Contrary to traditional and denominational thinking, the word “baptism” in the Bible does not always refer to water (there are more than one dozen “baptisms” in Scripture)! Denominations argue over mode (sprinkling, pour, immersion). They argue over who should be baptized: babies, children, adults, etc. In whose name: the Father, Son, and Holy Spirit, or in just the name of Jesus Christ? So many water baptisms, even in pagan religions, so many modes, so much confusion, so little right division. In the Dispensation of Grace, we do not need water baptism at all—neither for salvation nor a testimony. This one baptism that we need today is when the Holy Spirit takes a newly converted Christian and places him or her into the Body of Christ, supernaturally. There is no water involved. In doing this, we are identified with Christ’s death, burial, and resurrection (our old nature is put to death with Christ, buried and hidden with Him forever, and we are raised again with a new identity).

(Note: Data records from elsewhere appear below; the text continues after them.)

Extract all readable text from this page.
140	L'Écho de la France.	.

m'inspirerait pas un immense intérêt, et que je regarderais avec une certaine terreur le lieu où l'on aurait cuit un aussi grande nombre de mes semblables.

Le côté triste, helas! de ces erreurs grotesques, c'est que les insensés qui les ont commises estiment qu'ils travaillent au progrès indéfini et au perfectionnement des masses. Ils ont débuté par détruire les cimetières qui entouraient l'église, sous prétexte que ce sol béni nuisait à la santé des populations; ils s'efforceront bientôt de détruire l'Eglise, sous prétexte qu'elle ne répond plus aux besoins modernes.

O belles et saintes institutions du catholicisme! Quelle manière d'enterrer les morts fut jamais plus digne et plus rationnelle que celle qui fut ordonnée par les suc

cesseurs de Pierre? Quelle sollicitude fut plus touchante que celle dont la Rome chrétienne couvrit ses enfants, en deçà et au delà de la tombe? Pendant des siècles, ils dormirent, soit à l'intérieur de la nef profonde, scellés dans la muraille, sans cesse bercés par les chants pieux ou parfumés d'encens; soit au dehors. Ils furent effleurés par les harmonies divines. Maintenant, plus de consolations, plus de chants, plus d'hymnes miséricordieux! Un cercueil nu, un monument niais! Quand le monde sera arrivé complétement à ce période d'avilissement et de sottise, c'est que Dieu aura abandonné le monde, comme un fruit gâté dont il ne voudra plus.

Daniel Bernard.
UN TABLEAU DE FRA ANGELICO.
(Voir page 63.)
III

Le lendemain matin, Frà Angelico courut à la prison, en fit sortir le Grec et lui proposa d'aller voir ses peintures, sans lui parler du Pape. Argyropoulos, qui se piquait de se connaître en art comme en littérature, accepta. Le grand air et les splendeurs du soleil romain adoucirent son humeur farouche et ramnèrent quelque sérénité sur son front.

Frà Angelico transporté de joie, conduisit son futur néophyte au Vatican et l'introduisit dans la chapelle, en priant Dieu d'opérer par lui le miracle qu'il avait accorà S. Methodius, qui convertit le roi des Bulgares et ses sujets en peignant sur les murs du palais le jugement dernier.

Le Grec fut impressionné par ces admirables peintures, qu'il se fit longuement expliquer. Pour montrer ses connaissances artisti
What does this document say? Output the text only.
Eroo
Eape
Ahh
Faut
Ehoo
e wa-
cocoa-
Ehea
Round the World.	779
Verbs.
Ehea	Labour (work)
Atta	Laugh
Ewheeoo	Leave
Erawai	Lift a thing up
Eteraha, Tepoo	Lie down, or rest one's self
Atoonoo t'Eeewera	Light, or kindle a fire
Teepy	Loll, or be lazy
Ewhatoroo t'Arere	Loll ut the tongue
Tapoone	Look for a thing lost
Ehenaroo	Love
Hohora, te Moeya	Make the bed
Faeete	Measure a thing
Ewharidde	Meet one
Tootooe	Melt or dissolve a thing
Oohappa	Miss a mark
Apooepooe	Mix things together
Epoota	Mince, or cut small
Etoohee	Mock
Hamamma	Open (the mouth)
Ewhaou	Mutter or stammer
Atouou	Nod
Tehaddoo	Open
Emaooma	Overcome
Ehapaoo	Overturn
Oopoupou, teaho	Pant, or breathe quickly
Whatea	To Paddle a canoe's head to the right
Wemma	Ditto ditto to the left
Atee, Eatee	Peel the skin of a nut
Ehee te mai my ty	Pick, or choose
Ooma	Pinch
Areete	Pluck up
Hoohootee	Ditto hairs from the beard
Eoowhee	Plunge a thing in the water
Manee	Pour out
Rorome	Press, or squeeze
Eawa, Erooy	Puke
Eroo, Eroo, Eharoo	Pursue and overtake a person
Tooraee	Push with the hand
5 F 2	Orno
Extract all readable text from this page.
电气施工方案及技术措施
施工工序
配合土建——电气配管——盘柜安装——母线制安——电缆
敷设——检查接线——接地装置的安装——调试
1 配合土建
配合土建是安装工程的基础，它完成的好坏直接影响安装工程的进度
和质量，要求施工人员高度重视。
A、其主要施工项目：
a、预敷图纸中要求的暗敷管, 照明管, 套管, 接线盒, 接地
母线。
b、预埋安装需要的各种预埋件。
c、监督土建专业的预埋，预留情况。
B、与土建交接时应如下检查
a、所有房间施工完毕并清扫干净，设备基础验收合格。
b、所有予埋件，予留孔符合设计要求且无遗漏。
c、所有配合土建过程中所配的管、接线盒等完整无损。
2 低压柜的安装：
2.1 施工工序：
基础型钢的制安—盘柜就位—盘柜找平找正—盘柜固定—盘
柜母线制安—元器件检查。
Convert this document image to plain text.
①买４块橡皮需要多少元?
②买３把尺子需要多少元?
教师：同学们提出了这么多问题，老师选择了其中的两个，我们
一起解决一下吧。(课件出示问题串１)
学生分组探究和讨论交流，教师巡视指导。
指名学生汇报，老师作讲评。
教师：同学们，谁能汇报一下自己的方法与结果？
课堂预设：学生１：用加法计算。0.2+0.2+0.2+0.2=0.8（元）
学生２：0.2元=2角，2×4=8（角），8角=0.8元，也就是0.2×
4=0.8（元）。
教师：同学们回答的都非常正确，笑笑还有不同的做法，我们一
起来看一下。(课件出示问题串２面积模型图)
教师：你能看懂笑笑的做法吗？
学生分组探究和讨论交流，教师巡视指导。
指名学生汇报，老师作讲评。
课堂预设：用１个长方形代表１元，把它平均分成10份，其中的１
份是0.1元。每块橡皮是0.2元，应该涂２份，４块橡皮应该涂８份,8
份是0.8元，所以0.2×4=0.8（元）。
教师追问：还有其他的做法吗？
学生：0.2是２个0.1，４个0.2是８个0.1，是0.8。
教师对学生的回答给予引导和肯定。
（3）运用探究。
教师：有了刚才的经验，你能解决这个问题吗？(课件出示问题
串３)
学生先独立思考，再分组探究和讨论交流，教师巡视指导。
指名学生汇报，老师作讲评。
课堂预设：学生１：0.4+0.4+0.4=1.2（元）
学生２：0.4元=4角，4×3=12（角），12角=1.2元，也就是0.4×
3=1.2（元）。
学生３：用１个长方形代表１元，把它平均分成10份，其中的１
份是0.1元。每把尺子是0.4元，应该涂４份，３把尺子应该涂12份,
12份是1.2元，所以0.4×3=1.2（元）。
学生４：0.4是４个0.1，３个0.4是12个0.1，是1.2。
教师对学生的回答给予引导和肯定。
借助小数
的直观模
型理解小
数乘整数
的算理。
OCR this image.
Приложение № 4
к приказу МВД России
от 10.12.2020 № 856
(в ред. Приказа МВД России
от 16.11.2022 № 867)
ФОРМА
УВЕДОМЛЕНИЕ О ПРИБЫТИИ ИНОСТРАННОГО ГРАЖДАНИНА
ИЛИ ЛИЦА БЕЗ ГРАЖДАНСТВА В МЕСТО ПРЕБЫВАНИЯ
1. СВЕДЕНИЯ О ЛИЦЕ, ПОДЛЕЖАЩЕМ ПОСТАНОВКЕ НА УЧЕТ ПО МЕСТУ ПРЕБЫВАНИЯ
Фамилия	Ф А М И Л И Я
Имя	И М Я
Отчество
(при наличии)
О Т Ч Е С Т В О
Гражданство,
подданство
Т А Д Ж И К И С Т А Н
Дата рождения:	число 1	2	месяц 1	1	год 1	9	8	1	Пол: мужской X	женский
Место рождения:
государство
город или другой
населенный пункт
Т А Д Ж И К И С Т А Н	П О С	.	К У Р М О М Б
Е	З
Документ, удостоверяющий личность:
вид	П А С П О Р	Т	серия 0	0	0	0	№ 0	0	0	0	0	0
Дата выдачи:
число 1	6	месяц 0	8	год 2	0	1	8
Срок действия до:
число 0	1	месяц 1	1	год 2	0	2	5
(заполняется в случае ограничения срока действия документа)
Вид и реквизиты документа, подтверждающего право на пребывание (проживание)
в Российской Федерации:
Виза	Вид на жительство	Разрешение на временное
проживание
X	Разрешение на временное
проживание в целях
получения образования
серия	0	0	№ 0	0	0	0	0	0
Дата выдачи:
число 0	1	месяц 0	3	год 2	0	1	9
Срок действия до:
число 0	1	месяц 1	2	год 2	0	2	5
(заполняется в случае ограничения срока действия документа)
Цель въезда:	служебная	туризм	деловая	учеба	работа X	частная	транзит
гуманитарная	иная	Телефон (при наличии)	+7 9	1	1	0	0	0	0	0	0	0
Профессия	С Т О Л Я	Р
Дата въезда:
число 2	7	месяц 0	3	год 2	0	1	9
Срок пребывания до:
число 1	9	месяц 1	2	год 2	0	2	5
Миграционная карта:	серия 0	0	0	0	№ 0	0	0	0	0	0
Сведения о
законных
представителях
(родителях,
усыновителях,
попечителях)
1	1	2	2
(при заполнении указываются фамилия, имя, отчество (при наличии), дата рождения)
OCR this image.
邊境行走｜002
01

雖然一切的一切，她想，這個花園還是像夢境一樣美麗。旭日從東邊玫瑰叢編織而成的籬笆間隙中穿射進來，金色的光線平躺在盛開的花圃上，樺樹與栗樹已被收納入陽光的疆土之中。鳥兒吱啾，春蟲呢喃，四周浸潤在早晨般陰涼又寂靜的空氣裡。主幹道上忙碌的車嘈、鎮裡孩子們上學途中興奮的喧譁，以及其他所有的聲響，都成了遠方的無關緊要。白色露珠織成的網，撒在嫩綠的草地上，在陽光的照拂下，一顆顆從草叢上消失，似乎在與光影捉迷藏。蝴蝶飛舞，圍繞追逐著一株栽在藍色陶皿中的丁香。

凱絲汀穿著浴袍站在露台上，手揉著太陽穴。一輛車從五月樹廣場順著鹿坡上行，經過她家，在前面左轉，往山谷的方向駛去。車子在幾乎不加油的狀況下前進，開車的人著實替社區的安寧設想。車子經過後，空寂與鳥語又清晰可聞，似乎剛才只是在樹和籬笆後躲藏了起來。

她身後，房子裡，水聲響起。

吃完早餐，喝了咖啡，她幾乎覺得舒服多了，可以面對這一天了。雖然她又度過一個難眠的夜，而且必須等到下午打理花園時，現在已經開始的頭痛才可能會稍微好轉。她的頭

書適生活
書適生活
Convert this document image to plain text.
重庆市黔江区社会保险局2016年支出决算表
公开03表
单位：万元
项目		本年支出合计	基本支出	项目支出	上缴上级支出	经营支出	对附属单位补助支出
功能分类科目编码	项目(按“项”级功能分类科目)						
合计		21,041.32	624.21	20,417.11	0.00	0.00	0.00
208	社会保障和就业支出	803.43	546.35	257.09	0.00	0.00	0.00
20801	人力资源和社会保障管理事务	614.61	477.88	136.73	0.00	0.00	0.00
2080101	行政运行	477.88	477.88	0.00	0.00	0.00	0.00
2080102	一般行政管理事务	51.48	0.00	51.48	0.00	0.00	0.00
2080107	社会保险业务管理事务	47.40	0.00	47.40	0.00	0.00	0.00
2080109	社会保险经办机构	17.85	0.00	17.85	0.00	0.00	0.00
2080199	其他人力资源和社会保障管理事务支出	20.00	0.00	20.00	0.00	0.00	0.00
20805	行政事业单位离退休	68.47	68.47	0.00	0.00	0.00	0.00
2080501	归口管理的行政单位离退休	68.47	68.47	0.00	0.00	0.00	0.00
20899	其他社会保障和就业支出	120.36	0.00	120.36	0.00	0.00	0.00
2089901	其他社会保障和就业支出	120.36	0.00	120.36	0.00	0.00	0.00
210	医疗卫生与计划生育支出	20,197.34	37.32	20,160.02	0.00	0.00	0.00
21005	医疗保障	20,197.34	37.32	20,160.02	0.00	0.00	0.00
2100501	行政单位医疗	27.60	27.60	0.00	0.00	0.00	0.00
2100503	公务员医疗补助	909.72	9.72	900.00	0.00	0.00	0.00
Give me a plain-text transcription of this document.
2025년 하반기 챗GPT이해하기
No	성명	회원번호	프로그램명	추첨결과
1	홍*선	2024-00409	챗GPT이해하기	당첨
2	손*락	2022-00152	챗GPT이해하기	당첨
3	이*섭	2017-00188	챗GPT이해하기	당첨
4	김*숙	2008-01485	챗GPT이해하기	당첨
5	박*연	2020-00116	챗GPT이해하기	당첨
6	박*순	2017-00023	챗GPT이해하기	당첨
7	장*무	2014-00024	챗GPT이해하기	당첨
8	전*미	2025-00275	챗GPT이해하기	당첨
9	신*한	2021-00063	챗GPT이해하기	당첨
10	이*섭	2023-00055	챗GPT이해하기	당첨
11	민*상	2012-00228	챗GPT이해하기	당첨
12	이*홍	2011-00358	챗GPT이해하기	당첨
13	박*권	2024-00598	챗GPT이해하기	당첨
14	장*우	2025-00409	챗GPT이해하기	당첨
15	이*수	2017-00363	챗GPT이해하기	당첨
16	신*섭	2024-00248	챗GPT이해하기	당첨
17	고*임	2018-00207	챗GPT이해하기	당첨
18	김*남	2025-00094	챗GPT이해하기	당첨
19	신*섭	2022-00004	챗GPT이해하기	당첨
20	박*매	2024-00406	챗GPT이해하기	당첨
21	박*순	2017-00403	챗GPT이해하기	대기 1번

(Romans 8:15; Romans 15:6; 1 Corinthians 8:6; 2 Corinthians 1:3,4; 2 Corinthians 6:18; Galatians 4:1-7; Colossians 1:12; et al.)

Now, we can take this two ways. First, this is speaking against polytheism (the existence of many gods). But, the other way in looking at this runs along the lines of one Spirit and one Lord. God the Father is not operating with mankind as He did in time past. He is not dealing in chastisement when we do not listen to Him. In this Dispensation of Grace, Paul says that we cry “Abba, Father.” What does that mean? Going to Mark 14:36, we read of Jesus Christ speaking to God the Father: “And he [Christ] said, Abba, Father, all things are possible unto thee; take away this cup from me: nevertheless not what I will, but what thou wilt.” Paul writes that today, as a son of God and a joint-heir with Christ, we have been equipped to do God’s will. The only thing we need to do is submit to His will, like Jesus Christ submitted to the Father’s will! God wants us to tell everyone about the Gospel of Grace, and He wants to submit to His working in us. How exciting!